Il cruento rituale -storicamente documentato- del Rex Nemorensis, il Re del Bosco, secondo il quale la successione del Sacerdote massimo del Tempio di Diana Nemorense doveva avvenire esclusivamente per omicidio.
Questi miti e queste vicende sono stati immortalati nel marmo e nei dipinti.
Passione, bellezza, morte. Eros e Thanatos. Ma non solo, anche il senso del vigore spezzato anzitempo, della vitalità brutalmente interrotta dalla tragedia. Come nell’opera “Il martirio di San Sebastiano”, in cui Yukio Mushima vede -nel corpo giovane e forte del Santo trafitto dalle frecce- l’emblema massimo della sensualità e il trionfo della bellezza.
Al centro lei, Diana. Sempiterna dea dei boschi, del selvatico, della ferinità e della luna.
Arthur Rimbaud, nel suo Una Stagione all’Inferno, recita “Una sera, ho fatto sedere la Bellezza sulle mie ginocchia. E l’ho trovata amara. -E l’ho insultata“.
L’essere esposti alla Bellezza cruda, senza filtri, ha un caro prezzo. Il contatto con il vertice del Bello e le sue irradiazioni, brucia e consuma. La bellezza non ha un potere salvifico, tutt’altro. Sperimentato un siffatto grado di compartecipazione con la forma più elevata e più assoluta, si incappa nel punto di non ritorno. Si è condannati a cercarla di nuovo, per suggerne ancora, fallendo a ogni tentativo.
Il contatto con l’autentica Bellezza implica la malinconia più profonda, perciò nei miti l’estasi o la vera passione sono seguiti da una forma di annientamento. Bisogna obliterarne la memoria ed è in questo stesso bruciare nella tristezza, in questo estinguersi violentemente dopo la catarsi, che il dramma si eleva a tragedia.

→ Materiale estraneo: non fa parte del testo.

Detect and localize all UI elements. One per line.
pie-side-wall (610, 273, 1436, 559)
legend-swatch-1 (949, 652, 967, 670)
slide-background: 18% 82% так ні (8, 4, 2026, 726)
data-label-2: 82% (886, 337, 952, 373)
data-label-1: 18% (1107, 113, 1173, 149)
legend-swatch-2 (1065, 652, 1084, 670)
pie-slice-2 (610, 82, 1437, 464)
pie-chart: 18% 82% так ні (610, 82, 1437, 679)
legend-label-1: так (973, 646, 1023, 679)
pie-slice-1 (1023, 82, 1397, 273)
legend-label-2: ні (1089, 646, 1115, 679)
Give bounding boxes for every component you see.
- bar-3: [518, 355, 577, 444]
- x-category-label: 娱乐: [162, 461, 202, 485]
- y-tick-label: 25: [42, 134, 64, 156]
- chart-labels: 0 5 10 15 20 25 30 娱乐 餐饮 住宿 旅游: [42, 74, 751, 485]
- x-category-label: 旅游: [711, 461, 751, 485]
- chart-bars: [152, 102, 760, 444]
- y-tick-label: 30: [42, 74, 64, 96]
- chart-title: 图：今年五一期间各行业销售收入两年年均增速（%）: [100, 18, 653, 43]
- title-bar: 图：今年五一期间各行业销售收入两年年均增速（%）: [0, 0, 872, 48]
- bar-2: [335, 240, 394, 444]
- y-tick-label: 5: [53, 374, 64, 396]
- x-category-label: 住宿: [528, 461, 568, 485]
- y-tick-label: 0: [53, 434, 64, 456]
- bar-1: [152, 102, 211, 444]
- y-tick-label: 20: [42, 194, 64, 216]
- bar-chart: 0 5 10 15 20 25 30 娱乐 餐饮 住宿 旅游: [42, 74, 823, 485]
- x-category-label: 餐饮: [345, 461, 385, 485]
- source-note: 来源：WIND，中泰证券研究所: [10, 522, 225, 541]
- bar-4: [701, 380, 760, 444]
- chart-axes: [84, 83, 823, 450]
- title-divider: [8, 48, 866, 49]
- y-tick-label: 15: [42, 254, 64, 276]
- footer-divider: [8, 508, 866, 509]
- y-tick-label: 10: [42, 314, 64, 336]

Ardente, ardente e triste.
Il Rex Nemorensis dopo aver scrutato nel fondo dei boschi gli occhi della dea, benché ancora giovane e vitale, poteva solo morire e adempiere al suo meraviglioso, tragico, destino. Il Santuario di Diana Nemorense è stato impregnato per secoli del sangue dei suoi Sacerdoti. Bagnarsi di questa linfa sacrificale significa accedere a uno squarcio nel tessuto della realtà conosciuta e scorgere, anche per un solo istante, visioni a cui un vivente non può sopravvivere senza soffrirne.